I recently went into a fast food restaurant [cough, cough, Taco Bell on Harrodsburg Road here in Lexington], waited patiently, was finally told someone would be with me after 5 minutes, then was told by the cashier to use the kiosk. When I said no, I wanted to order in person, she gestured there and made it clear that's where she wanted me to order. I said no, she shrugged and gestured again. I left. As I got into my car, she went out for her smoke break, the apparent reason she didn't want to serve me. I complained through the rewards app with details, but never heard from corporate. I will not step foot in that store. I haven't given up on the company, but I am still not happy with the outcome. And I will not use a kiosk. For one, I don't want to deal with what sort of germs before I eat it. I usually go through the drive-through, so I hadn't encountered this before.

The deep down sense of rage may have sparked my need to be a librarian

Or maybe it was the kind school librarian who let me be her assistant in junior high.

Still, I mostly annoyed the Kern County librarian in the same locale, the Mojave Desert, who wasn't prepared for a college-level reader in an 11-year-old. 🙂 I'm still annoyed she wouldn't let me read John Jakes' 'The Bastard', which was a miniseries on TV at the time, but given the subject matter, I guess I understand. But I don't know why she wouldn't let me read anything in the adult section, period. That seems extreme. She made me stay in the children's section. Harumpf.

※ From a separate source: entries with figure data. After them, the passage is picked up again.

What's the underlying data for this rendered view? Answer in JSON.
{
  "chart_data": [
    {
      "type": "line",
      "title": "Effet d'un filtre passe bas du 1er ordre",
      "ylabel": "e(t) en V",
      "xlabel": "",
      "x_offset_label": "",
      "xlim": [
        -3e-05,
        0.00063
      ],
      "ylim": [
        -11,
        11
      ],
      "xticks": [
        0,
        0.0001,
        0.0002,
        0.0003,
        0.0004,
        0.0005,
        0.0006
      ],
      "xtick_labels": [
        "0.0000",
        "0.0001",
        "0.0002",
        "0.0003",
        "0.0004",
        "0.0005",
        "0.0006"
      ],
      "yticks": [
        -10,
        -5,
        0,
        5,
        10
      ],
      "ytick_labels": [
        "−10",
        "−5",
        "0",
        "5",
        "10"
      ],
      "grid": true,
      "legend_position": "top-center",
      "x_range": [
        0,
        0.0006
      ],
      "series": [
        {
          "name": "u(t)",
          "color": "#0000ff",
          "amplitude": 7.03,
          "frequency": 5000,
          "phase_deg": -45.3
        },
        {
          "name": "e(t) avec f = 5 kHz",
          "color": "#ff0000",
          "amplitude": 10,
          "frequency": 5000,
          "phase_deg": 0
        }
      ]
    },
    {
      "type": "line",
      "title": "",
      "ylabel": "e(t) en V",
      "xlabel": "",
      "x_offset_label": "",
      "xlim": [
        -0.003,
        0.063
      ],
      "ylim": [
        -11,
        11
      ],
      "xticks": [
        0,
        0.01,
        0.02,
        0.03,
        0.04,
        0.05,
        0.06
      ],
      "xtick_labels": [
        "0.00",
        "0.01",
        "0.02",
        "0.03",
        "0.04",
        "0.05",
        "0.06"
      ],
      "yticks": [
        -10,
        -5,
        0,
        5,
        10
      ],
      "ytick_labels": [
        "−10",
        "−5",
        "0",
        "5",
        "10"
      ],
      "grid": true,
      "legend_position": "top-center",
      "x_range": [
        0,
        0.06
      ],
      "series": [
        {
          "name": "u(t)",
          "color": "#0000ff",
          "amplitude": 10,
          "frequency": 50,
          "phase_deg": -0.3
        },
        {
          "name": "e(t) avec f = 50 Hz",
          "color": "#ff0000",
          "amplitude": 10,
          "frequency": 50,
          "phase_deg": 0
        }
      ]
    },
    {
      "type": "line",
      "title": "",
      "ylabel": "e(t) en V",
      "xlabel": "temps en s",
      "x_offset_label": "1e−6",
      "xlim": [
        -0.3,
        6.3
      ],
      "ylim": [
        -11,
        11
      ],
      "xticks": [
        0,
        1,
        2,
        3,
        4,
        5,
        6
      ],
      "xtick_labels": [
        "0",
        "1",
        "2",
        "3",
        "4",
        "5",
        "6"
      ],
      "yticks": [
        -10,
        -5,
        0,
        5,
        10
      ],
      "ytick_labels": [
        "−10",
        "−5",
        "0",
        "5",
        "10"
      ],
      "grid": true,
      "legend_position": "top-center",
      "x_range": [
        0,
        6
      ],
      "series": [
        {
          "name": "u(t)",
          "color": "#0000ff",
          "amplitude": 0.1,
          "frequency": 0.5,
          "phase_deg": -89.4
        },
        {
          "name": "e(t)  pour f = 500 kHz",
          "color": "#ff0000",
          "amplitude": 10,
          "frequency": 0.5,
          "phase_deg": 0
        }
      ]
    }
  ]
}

Reading way above my grade level did not get me as far in life as I had hoped

Ah, the eternal question

Do we take a nap now, messing up the newly made bed, or do we stick it out even though our lids are heavy and we got almost no sleep last night?

[And yes, I know it's not really 'made'. I don't have my duvet on right now. I just tucked the wedge pillow into it's normal configuration, put it in the centre, straightened up the pillows, and put the blankets on those so they wouldn't interfere with the handrail.]


It's not like it's not easy to put back...

So sleepy

Fortunately, I haven't had this experience much with these surgeries, but last night it took me FOUR hours to fall asleep, then it was disordered, light sleep, and I woke up at 8 AM feeling nowhere near rested. My leg was incredibly swollen, tight, and hurting. I tried ice, elevation on the wedge pillow, Tylenol, stronger meds--nothing was doing it. I finally tried side sleeping with a pillow between my knees and my operant knee on top, and that sort of worked (it's my normal sleeping position), but it still took a while longer, and it wasn't good sleep. I had to meet someone at 10 AM, and we saw each other a little early. It is now a quarter after 1,0 and I am fighting the urge to go back to bed.

Saturday, September 13, 2025

Memories

These came up in my OneDrive memories from 9 years ago. Oh, how I miss this place (the old Shriners library, for those who don't know. I spent 20 years of my life there). I actually started crying. In some ways, my heart has never moved on. (I did win that Ray Harm indigo bunting print in an auction 2 years later, though, as well as the old card catalogue that was in the attic).